How a Cheap Plastic Film Can Give Your Smartphone a 3-D Screen
Last week, a company in Singapore began shipping $35 plastic screen protectors for the iPhone 5. These are no ordinary screen protectors, though—each has half a million tiny lenses precisely patterned on its surface, which can turn an ordinary phone into a device capable of displaying 3-D images and video, no glasses required.
The 3-D effect of the “EyeFly 3D” screen protectors, made by Nanoveu, is based on lenticular lens technology, which was invented over a century ago and is used to make posters and postcards that move as the viewer changes his or her perspective. The lenses send separate images to the left and right eye to create the illusion of depth.
What makes the EyeFly unique is its manufacturing process. In particular, say its inventors, a patent-pending nanofabrication step allows for the application of “perfectly shaped lenses,” each small enough to sit above a single pixel image on the highest-resolution LCD displays on the market, and focus it toward either the right or left eye.
“We have taken an age-old lenticular lens technology and improved it with nanotechnology,” says Loke Yee Chong, a researcher at the Singaporean government’s Agency for Science, Technology and Research (A*STAR).

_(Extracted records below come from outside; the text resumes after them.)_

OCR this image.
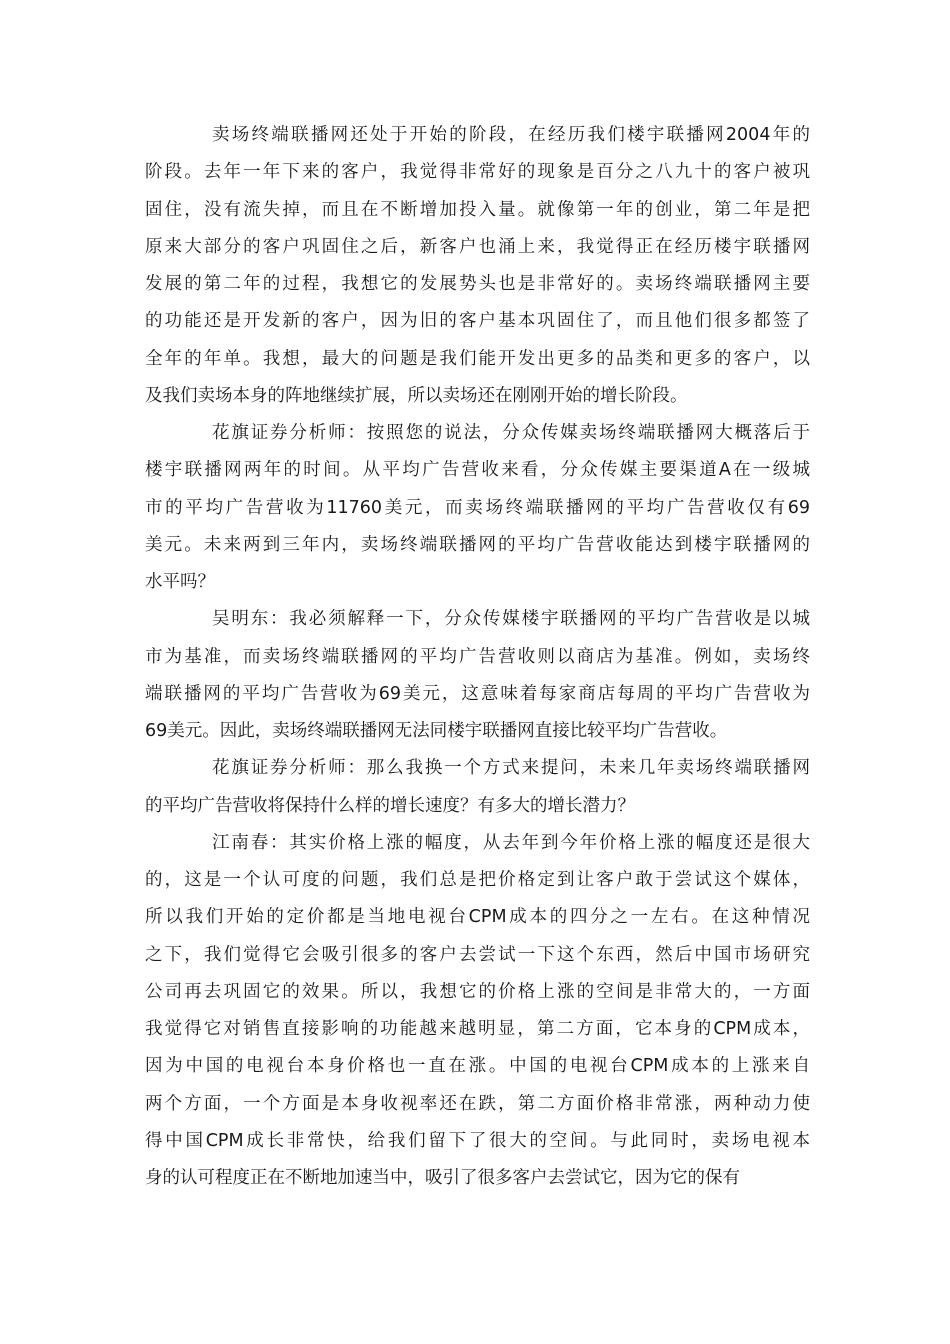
卖场终端联播网还处于开始的阶段，在经历我们楼宇联播网2004年的
阶段。去年一年下来的客户，我觉得非常好的现象是百分之八九十的客户被巩
固住，没有流失掉，而且在不断增加投入量。就像第一年的创业，第二年是把
原来大部分的客户巩固住之后，新客户也涌上来，我觉得正在经历楼宇联播网
发展的第二年的过程，我想它的发展势头也是非常好的。卖场终端联播网主要
的功能还是开发新的客户，因为旧的客户基本巩固住了，而且他们很多都签了
全年的年单。我想，最大的问题是我们能开发出更多的品类和更多的客户，以
及我们卖场本身的阵地继续扩展，所以卖场还在刚刚开始的增长阶段。
花旗证券分析师：按照您的说法，分众传媒卖场终端联播网大概落后于
楼宇联播网两年的时间。从平均广告营收来看，分众传媒主要渠道A在一级城
市的平均广告营收为11760美元，而卖场终端联播网的平均广告营收仅有69
美元。未来两到三年内，卖场终端联播网的平均广告营收能达到楼宇联播网的
水平吗？
吴明东：我必须解释一下，分众传媒楼宇联播网的平均广告营收是以城
市为基准，而卖场终端联播网的平均广告营收则以商店为基准。例如，卖场终
端联播网的平均广告营收为69美元，这意味着每家商店每周的平均广告营收为
69美元。因此，卖场终端联播网无法同楼宇联播网直接比较平均广告营收。
花旗证券分析师：那么我换一个方式来提问，未来几年卖场终端联播网
的平均广告营收将保持什么样的增长速度？有多大的增长潜力？
江南春：其实价格上涨的幅度，从去年到今年价格上涨的幅度还是很大
的，这是一个认可度的问题，我们总是把价格定到让客户敢于尝试这个媒体，
所以我们开始的定价都是当地电视台CPM成本的四分之一左右。在这种情况
之下，我们觉得它会吸引很多的客户去尝试一下这个东西，然后中国市场研究
公司再去巩固它的效果。所以，我想它的价格上涨的空间是非常大的，一方面
我觉得它对销售直接影响的功能越来越明显，第二方面，它本身的CPM成本，
因为中国的电视台本身价格也一直在涨。中国的电视台CPM成本的上涨来自
两个方面，一个方面是本身收视率还在跌，第二方面价格非常涨，两种动力使
得中国CPM成长非常快，给我们留下了很大的空间。与此同时，卖场电视本
身的认可程度正在不断地加速当中，吸引了很多客户去尝试它，因为它的保有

Loke helped lead the development of the fabrication technique.
Mobile phone and tablet displays that enable glasses-free 3-D viewing have been available for several years. But the market hasn’t taken off, in part because the relatively small amount of available content formatted for 3-D doesn’t justify the expense of integrating 3-D technology directly into the hardware (see “10 Breakthrough Technologies 2010: Mobile 3-D”). Further, modifying the screen to enable 3-D viewing generally reduces resolution, a fact that has also hindered previous approaches to plastic overlays.

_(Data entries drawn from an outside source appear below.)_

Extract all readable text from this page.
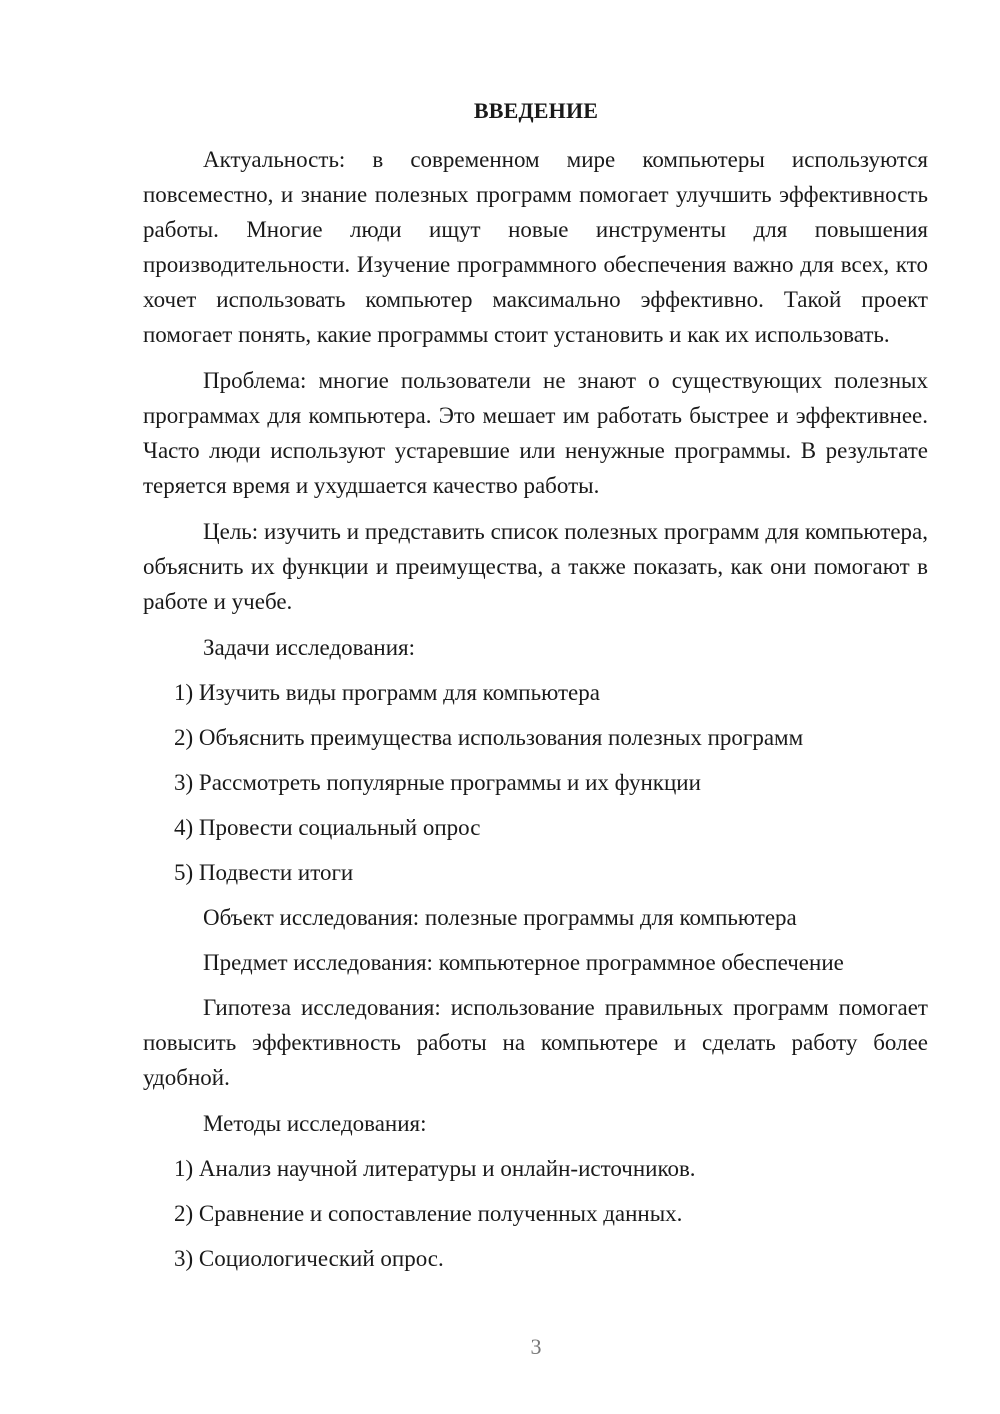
ВВЕДЕНИЕ

Актуальность: в современном мире компьютеры используются повсеместно, и знание полезных программ помогает улучшить эффективность работы. Многие люди ищут новые инструменты для повышения производительности. Изучение программного обеспечения важно для всех, кто хочет использовать компьютер максимально эффективно. Такой проект помогает понять, какие программы стоит установить и как их использовать.

Проблема: многие пользователи не знают о существующих полезных программах для компьютера. Это мешает им работать быстрее и эффективнее. Часто люди используют устаревшие или ненужные программы. В результате теряется время и ухудшается качество работы.

Цель: изучить и представить список полезных программ для компьютера, объяснить их функции и преимущества, а также показать, как они помогают в работе и учебе.

Задачи исследования:
1) Изучить виды программ для компьютера
2) Объяснить преимущества использования полезных программ
3) Рассмотреть популярные программы и их функции
4) Провести социальный опрос
5) Подвести итоги
Объект исследования: полезные программы для компьютера
Предмет исследования: компьютерное программное обеспечение

Гипотеза исследования: использование правильных программ помогает повысить эффективность работы на компьютере и сделать работу более удобной.

Методы исследования:
1) Анализ научной литературы и онлайн-источников.
2) Сравнение и сопоставление полученных данных.
3) Социологический опрос.
3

The EyeFly 3D could change things, not only because it is relatively inexpensive, but also because Nanoveu promises both high-quality 3-D viewing and “distortion-free” 2-D viewing, at least on certain high-resolution screens.
Software applications take photo and video content made with separate images for the left and right eye, “dissect each frame” and then “reassemble them together in a way that our lens can understand,” explains Nanoveu CEO Alfred Chong. An additional app will enable conversion of 2-D images into 3-D, he says. Nanoveu will also develop a software development kit for producing 3-D games, and plans to work with game-makers to offer their content in 3-D.

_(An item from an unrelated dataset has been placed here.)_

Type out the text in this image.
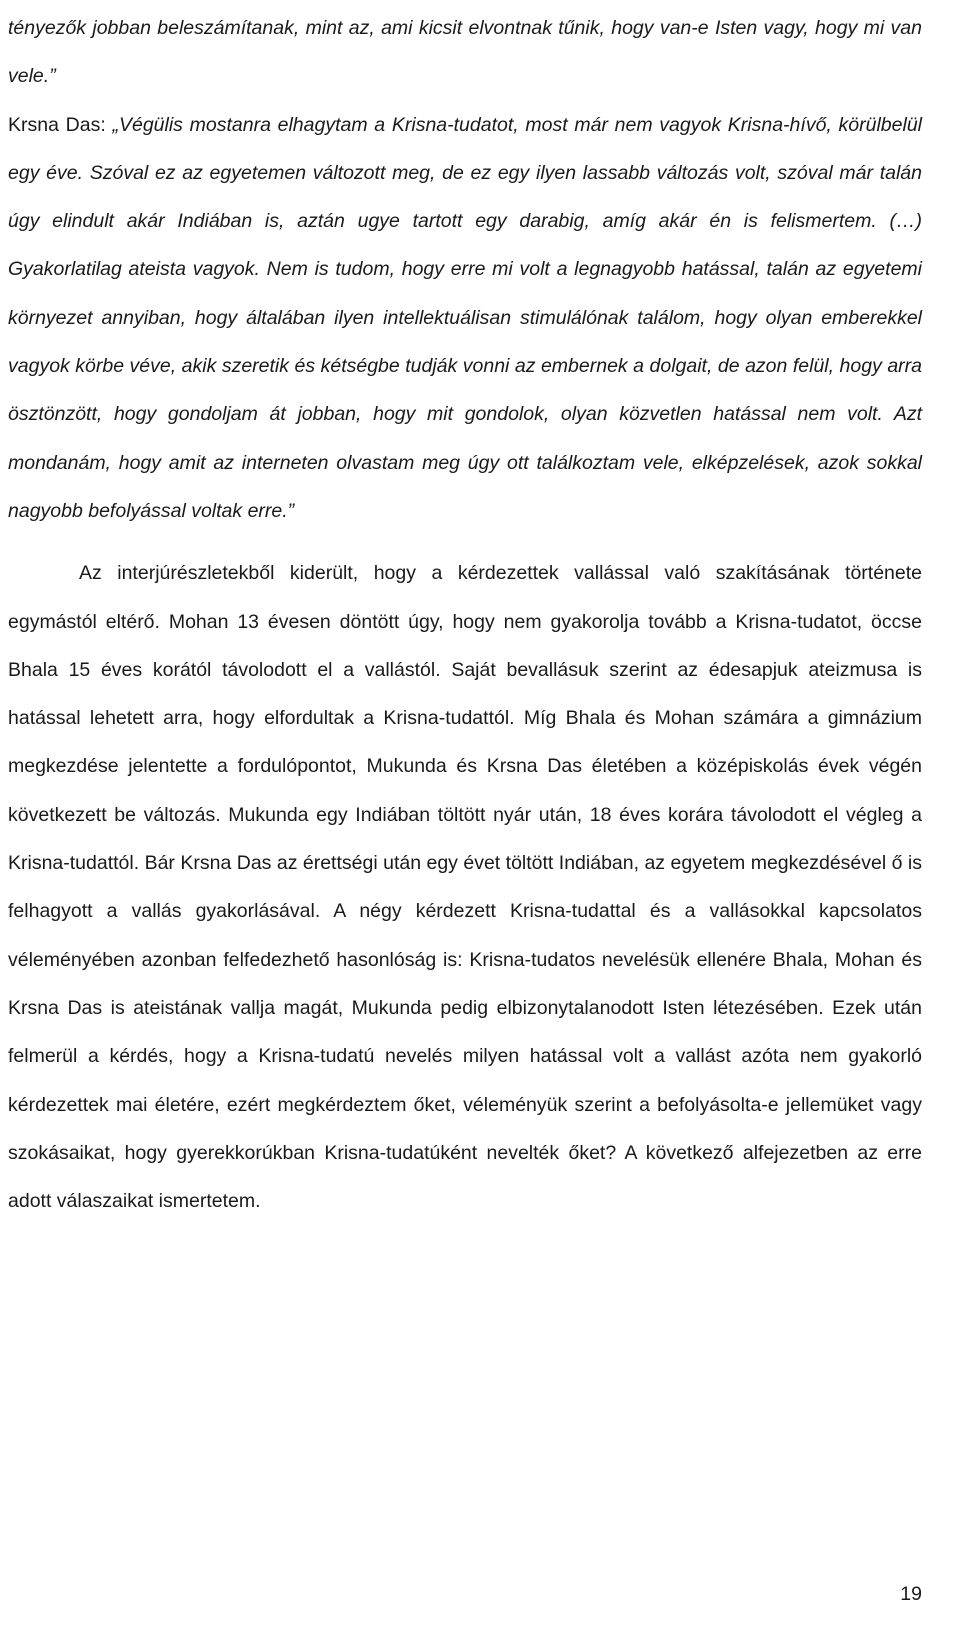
tényezők jobban beleszámítanak, mint az, ami kicsit elvontnak tűnik, hogy van-e Isten vagy, hogy mi van vele.”

Krsna Das: „Végülis mostanra elhagytam a Krisna-tudatot, most már nem vagyok Krisna-hívő, körülbelül egy éve. Szóval ez az egyetemen változott meg, de ez egy ilyen lassabb változás volt, szóval már talán úgy elindult akár Indiában is, aztán ugye tartott egy darabig, amíg akár én is felismertem. (…) Gyakorlatilag ateista vagyok. Nem is tudom, hogy erre mi volt a legnagyobb hatással, talán az egyetemi környezet annyiban, hogy általában ilyen intellektuálisan stimulálónak találom, hogy olyan emberekkel vagyok körbe véve, akik szeretik és kétségbe tudják vonni az embernek a dolgait, de azon felül, hogy arra ösztönzött, hogy gondoljam át jobban, hogy mit gondolok, olyan közvetlen hatással nem volt. Azt mondanám, hogy amit az interneten olvastam meg úgy ott találkoztam vele, elképzelések, azok sokkal nagyobb befolyással voltak erre.”

Az interjúrészletekből kiderült, hogy a kérdezettek vallással való szakításának története egymástól eltérő. Mohan 13 évesen döntött úgy, hogy nem gyakorolja tovább a Krisna-tudatot, öccse Bhala 15 éves korától távolodott el a vallástól. Saját bevallásuk szerint az édesapjuk ateizmusa is hatással lehetett arra, hogy elfordultak a Krisna-tudattól. Míg Bhala és Mohan számára a gimnázium megkezdése jelentette a fordulópontot, Mukunda és Krsna Das életében a középiskolás évek végén következett be változás. Mukunda egy Indiában töltött nyár után, 18 éves korára távolodott el végleg a Krisna-tudattól. Bár Krsna Das az érettségi után egy évet töltött Indiában, az egyetem megkezdésével ő is felhagyott a vallás gyakorlásával. A négy kérdezett Krisna-tudattal és a vallásokkal kapcsolatos véleményében azonban felfedezhető hasonlóság is: Krisna-tudatos nevelésük ellenére Bhala, Mohan és Krsna Das is ateistának vallja magát, Mukunda pedig elbizonytalanodott Isten létezésében. Ezek után felmerül a kérdés, hogy a Krisna-tudatú nevelés milyen hatással volt a vallást azóta nem gyakorló kérdezettek mai életére, ezért megkérdeztem őket, véleményük szerint a befolyásolta-e jellemüket vagy szokásaikat, hogy gyerekkorúkban Krisna-tudatúként nevelték őket? A következő alfejezetben az erre adott válaszaikat ismertetem.

19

A detailed installation guide shows how to use one of the apps to install the film and make sure it is properly aligned.
Soon after the introductory product for the iPhone and iPod 5, the company plans to roll out films for the third and fourth generation iPads, the Samsung Galaxy S3, S4, and Note 2, and the HTC Butterfly and DNA, according to its website.
The key to the product’s low cost, says Loke, is a new manufacturing method, the result of several years of research and development by researchers at A*STAR and Singapore’s Temasek Polytechnic. The method is based on nanoimprint lithography, which first emerged in the mid-1990s and employs hard material to stamp extremely small and precise patterns onto a softer material. The resulting imprints are used to make finished products, for example through etching or the deposition of additional materials (See: 10 Breakthrough Technologies 2003: Nanoimprint Lithography).
A*STAR and Temasek have licensed the manufacturing technology to Nanoveu. The proprietary process, says Loke, is “highly customizable,” and will allow the company to rapidly adapt it to make films customized for specific smartphones and tablets. Chong says the “roll-to-roll” manufacturing process “can be scaled up much like the way newspapers are printed” (see “Nano Printing Goes Large”).